Moya looked around before she answered. "I don't know. Must be over that way, don't you think?"

Joyce answered with a laugh, using a bit of American slang she had heard the day before. "Search me! Wouldn't it be jolly if we were lost?"

"How dark the sky is getting. I believe a flake of snow fell on my hand."

"Yes. There's one on my face. The road must be just around this hill."

"I daresay you're right. These hills are like peas in a pod. I can't tell one from another."

They rode around the base of the hill into a little valley formed by other hills. No sign of the road appeared.

"We're lost, Moya, They'll have to send out search parties for us.

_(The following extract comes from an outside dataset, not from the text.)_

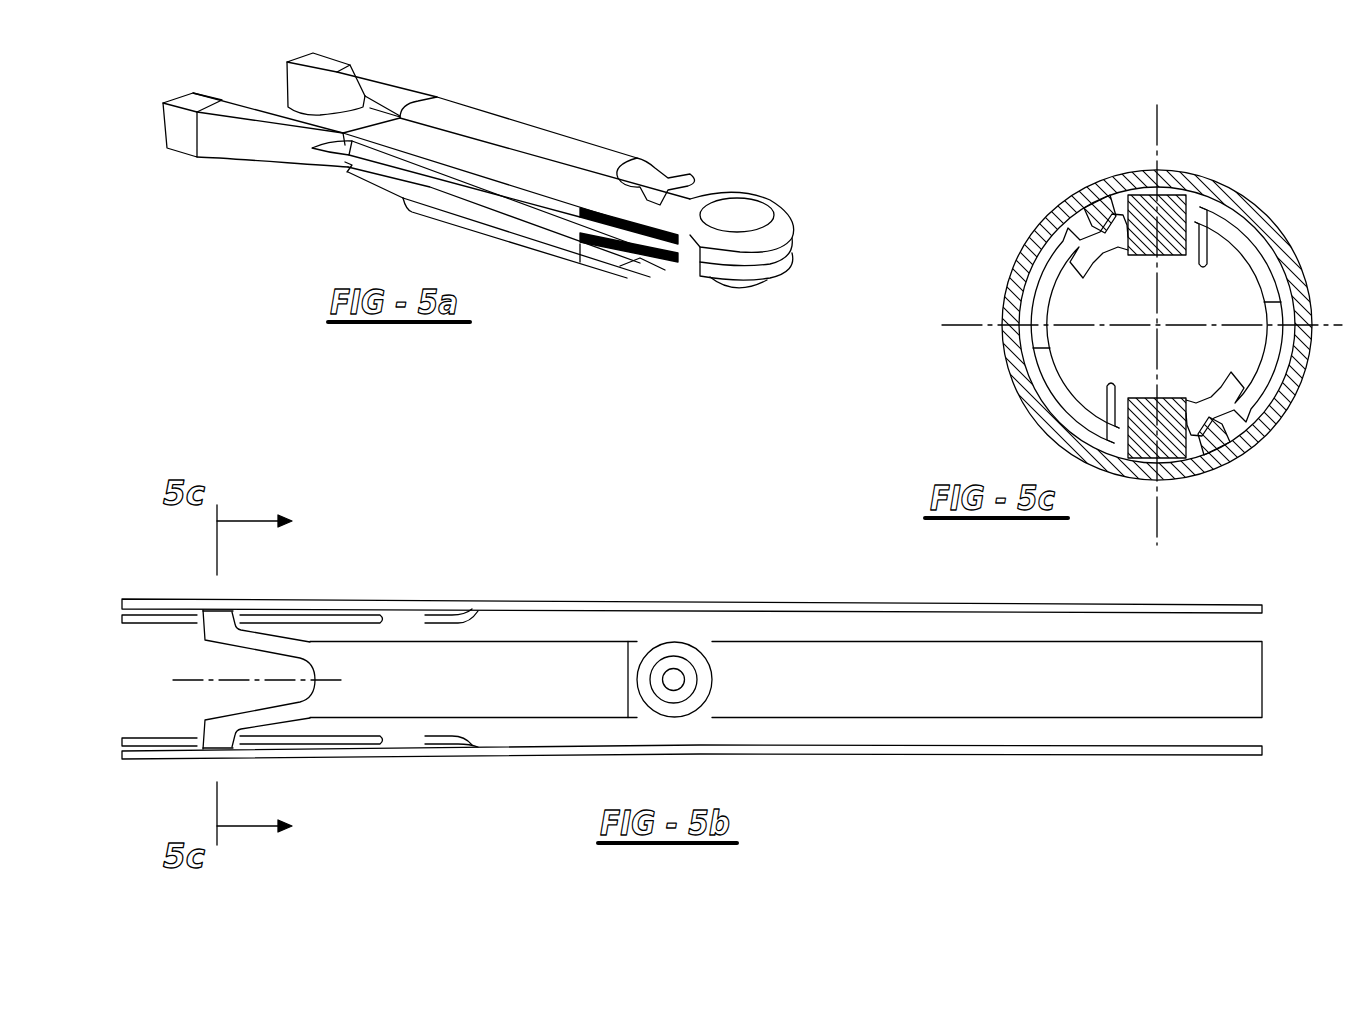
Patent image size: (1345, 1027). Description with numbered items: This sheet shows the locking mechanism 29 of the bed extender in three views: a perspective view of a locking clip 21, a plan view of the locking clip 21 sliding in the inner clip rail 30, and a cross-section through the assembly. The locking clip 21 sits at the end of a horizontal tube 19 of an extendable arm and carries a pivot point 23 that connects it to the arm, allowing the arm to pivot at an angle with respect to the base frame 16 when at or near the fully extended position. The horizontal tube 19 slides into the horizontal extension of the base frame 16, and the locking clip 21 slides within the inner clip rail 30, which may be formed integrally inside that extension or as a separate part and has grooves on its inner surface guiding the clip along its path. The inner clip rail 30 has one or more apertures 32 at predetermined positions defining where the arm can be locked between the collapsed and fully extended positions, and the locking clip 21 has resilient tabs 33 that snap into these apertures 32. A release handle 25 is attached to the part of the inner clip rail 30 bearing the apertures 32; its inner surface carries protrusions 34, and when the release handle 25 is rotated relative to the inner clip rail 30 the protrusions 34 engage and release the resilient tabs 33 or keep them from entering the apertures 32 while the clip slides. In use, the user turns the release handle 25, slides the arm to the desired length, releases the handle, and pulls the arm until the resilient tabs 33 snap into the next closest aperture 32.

We'll get in the dreadful Sunday papers again," Joyce laughed.

An anxious little frown showed on Moya's forehead. She was not frightened, but she was beginning to get worried. A rising wind and a falling temperature were not good omens. Moreover, one of those swift changes common to the Rockies had come over the country. Out of a leaden sky snow was falling fast. Banked clouds were driving the wintry sunshine toward the horizon. It would soon be night, and if the signs were true a bitter one of storm.

"It's getting cold. We must find the road and hurry home," Joyce said.

"Yes." Moya's voice was cheerful, but her heart had sunk. An icy hand seemed to have clutched it and tightened. She had heard the dreadful things that happened during Rocky Mountain blizzards. They must find the road. They must find it.

She set herself searching for it, conscious all the time that they might be going in the wrong direction. For this unfeatured roll of hills offered no guide, no landmark that stood out from the surrounding country.

Moya covered her anxiety with laughter and small jokes, but there came a time when these did not avail, when Joyce faced the truth too--that they were lost in the desert, two helpless girls, with night upon them and a storm driving up. Somewhere, not many miles from them, lay Goldbanks. There were safety, snug electric-lighted rooms with great fires blazing from open chimneys, a thousand men who would gladly have gone into the night to look for them. But all of these might as well be a hundred leagues away, since they did not know the way home.

The big deep eyes of Joyce shone with fear. Never before in her sheltered life had she been brought close to Nature in one of her terrible moods.